The SEC announced today that it levied a complaint against Parallax Health Sciences and two top executives for making allegedly misleading statements about COVID-19-related products.
Without admitting or denying the allegations, Parallax, its CEO Paul Arena, and CTO Nathaniel Bradley consented to judgments permanently enjoining them from future violations of the charged provisions and requiring them to pay penalties of $100,000, $45,000, and $40,000, respectively, according to the SEC.
The judgments, which are still subject to court approval, would also prohibit Arena from acting as a public company officer or director and from participating in an offering of penny stock over the next five years. In addition, Bradley would be subject to a three-year prohibition from participating in an offering of penny stock.
The SEC temporarily suspending the trading of Parallax’s common stock on April 10, 2020, due to questions about the accuracy of statements made by the company and its executives.

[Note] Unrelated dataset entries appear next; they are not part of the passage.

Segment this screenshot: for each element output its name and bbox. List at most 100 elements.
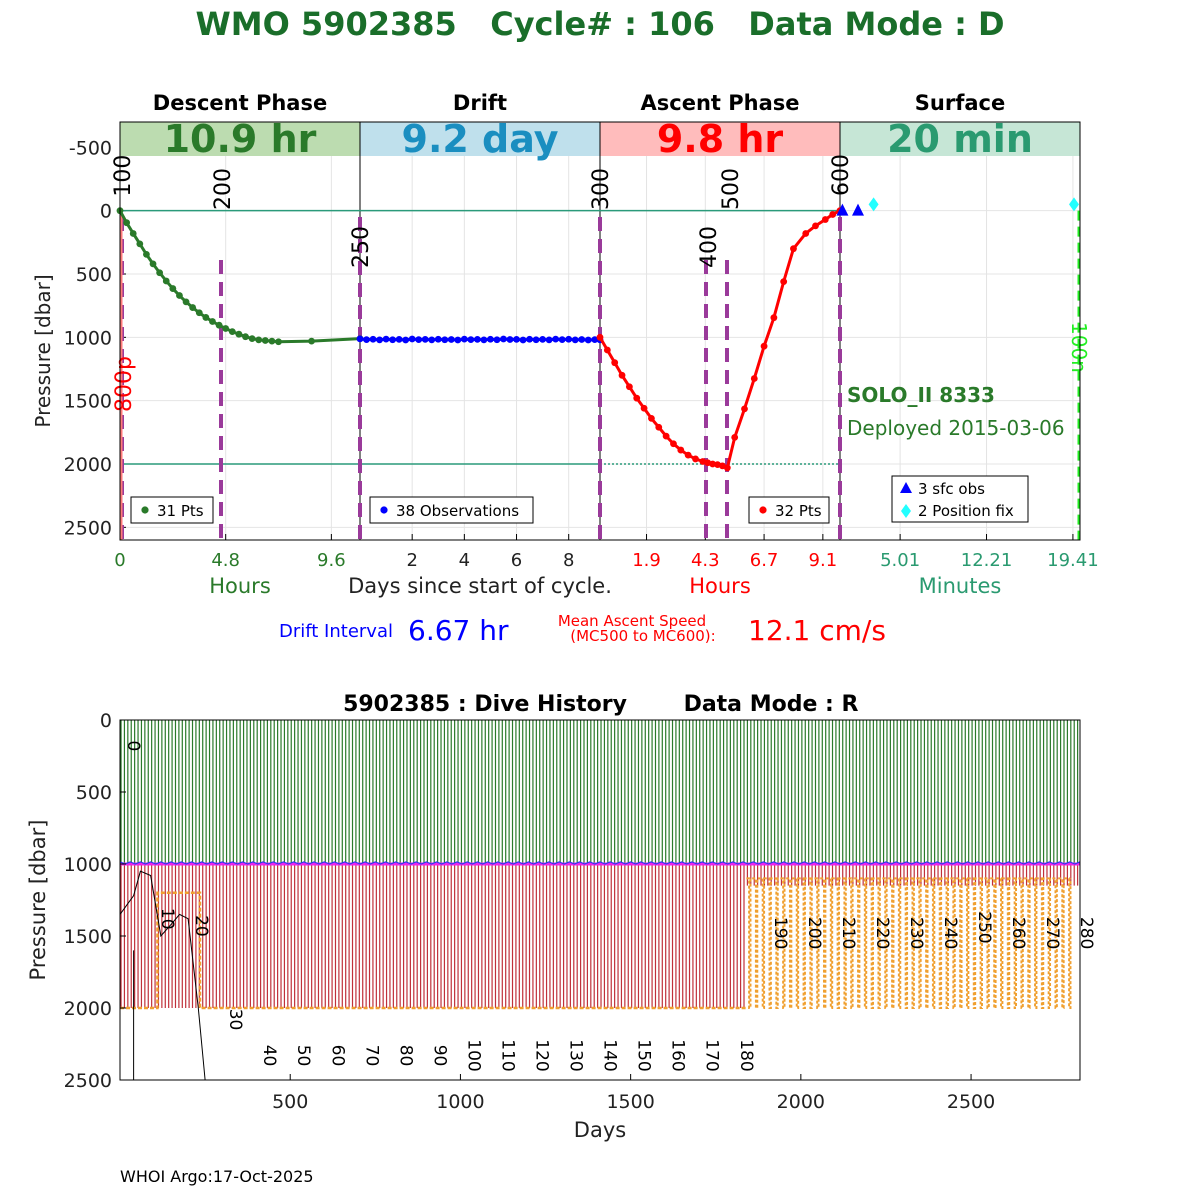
data-point	[519, 336, 527, 344]
y-tick-label: 2500	[64, 517, 112, 539]
cycle-number-label: 190	[770, 917, 790, 949]
phase-title: Surface	[915, 91, 1005, 115]
data-point	[149, 260, 157, 268]
data-point	[802, 230, 810, 237]
data-point	[500, 335, 507, 343]
cycle-number-label: 270	[1042, 917, 1062, 949]
data-point	[532, 336, 540, 344]
legend-label: 32 Pts	[775, 502, 822, 520]
x-axis-label: Days	[574, 1118, 626, 1142]
data-point	[261, 337, 269, 344]
ascent-speed-sublabel: (MC500 to MC600):	[570, 627, 715, 645]
cycle-number-label: 250	[974, 911, 994, 943]
y-tick-label: 2000	[64, 454, 112, 476]
data-point	[268, 337, 276, 345]
x-tick-label: 8	[563, 550, 574, 571]
cycle-number-label: 30	[225, 1009, 245, 1031]
cycle-number-label: 180	[736, 1039, 756, 1071]
data-point	[460, 335, 468, 343]
data-point	[812, 222, 819, 230]
cycle-number-label: 230	[906, 917, 926, 949]
data-point	[255, 336, 263, 344]
data-point	[692, 455, 699, 463]
x-tick-label: 0	[114, 550, 125, 571]
data-point	[780, 278, 788, 285]
phase-duration: 9.8 hr	[657, 117, 784, 161]
data-point	[493, 336, 501, 344]
y-tick-label: -500	[69, 137, 112, 159]
phase-title: Descent Phase	[153, 91, 327, 115]
x-tick-label: 1500	[606, 1091, 654, 1113]
measurement-code-label: 250	[349, 226, 374, 268]
data-point	[169, 285, 177, 292]
data-point	[434, 335, 442, 343]
data-point	[447, 336, 455, 343]
data-point	[723, 464, 731, 472]
data-point	[389, 336, 397, 344]
data-point	[790, 245, 797, 253]
data-point	[487, 335, 494, 343]
data-point	[156, 269, 164, 277]
cycle-number-label: 160	[668, 1039, 688, 1071]
drift-interval-label: Drift Interval	[279, 621, 393, 642]
cycle-number-label: 220	[872, 917, 892, 949]
ascent-legend: 32 Pts	[748, 496, 830, 524]
phase-duration: 10.9 hr	[164, 117, 317, 161]
x-tick-label: 2500	[947, 1091, 995, 1113]
x-tick-label: 500	[272, 1091, 308, 1113]
data-point	[189, 304, 197, 311]
x-tick-label: 4	[459, 550, 470, 571]
data-point	[421, 335, 429, 343]
data-point	[162, 277, 170, 285]
data-point	[467, 336, 475, 344]
data-point	[176, 292, 183, 299]
x-tick-label: 12.21	[961, 550, 1013, 571]
cycle-number-label: 210	[838, 917, 858, 949]
y-tick-label: 1000	[64, 327, 112, 349]
data-point	[584, 336, 592, 344]
data-point	[655, 423, 663, 431]
data-point	[741, 405, 748, 413]
cycle-number-label: 40	[259, 1045, 279, 1067]
phase-duration-band	[120, 122, 360, 156]
position-fix-marker	[1069, 197, 1079, 212]
cycle-number-label: 20	[191, 915, 211, 937]
data-point	[209, 318, 216, 325]
drift-interval-value: 6.67 hr	[408, 614, 509, 647]
x-tick-label: 1.9	[632, 550, 661, 571]
data-point	[441, 336, 449, 344]
profile-depth-envelope	[120, 891, 747, 1010]
float-model: SOLO_II 8333	[847, 383, 995, 407]
data-point	[677, 446, 685, 454]
measurement-code-label: 400	[697, 226, 722, 268]
y-tick-label: 1500	[64, 926, 112, 948]
data-point	[648, 415, 655, 422]
cycle-number-label: 80	[395, 1045, 415, 1067]
cycle-number-label: 240	[940, 917, 960, 949]
cycle-number-label: 260	[1008, 917, 1028, 949]
data-point	[473, 335, 481, 343]
x-tick-label: 5.01	[880, 550, 920, 571]
data-point	[640, 404, 648, 412]
data-point	[662, 432, 670, 440]
data-point	[123, 219, 131, 227]
surface-obs-marker	[852, 203, 864, 216]
data-point	[565, 335, 573, 343]
drift-legend: 38 Observations	[369, 496, 534, 524]
measurement-code-label: 500	[719, 168, 744, 210]
plot-frame	[119, 121, 1081, 541]
ascent-speed-label: Mean Ascent Speed	[558, 612, 706, 630]
data-point	[248, 335, 256, 342]
x-tick-label: 6.7	[750, 550, 779, 571]
data-point	[618, 371, 626, 379]
legend-marker	[141, 506, 149, 514]
data-point	[821, 216, 829, 223]
data-point	[750, 375, 758, 382]
x-tick-label: 2000	[777, 1091, 825, 1113]
data-point	[182, 298, 190, 306]
data-point	[275, 338, 282, 346]
side-annotation-red: 800p	[112, 356, 137, 412]
phase-duration: 20 min	[887, 117, 1033, 161]
legend-label: 3 sfc obs	[918, 480, 985, 498]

In the SEC’s complaint filed in the U.S. District Court for the Southern District of New York, the commission says that Parallax issued several press releases over March and April 2020, falsely claiming that the company’s purported COVID-19 test would be “available soon.” The company also said it had medical and personal protective equipment (PPE) — which was in particularly high demand at that early stage of the pandemic — for “immediate sale.”
The SEC’s complaint alleges that Parallax’s insolvency prevented it from developing the COVID-19 test. At the same time, company projections demonstrated that even with the funds, it would take more than one year to develop the test. Additionally, the SEC alleges that Parallax never had the medical equipment or PPE that it offered.
A range of factors preventing the company from acquiring the equipment, the SEC said, including the lack of funds and the lack of FDA registrations required to import and sell such equipment.
The complaint alleges that Arena drafted the misleading press releases — with Bradley assisted him on two of them — to boost Parallax’s declining stock price, which worked as the company’s common stock price increased after the press releases were disseminated.
“We allege that Parallax misled investors that the company was positioned to capitalize on opportunities created by the COVID pandemic. Such misinformation jeopardized investors at precisely the moment when investors were attempting to respond to the financial implications of a public health emergency,” SEC Boston Regional Office director Paul G. Levenson said in the release.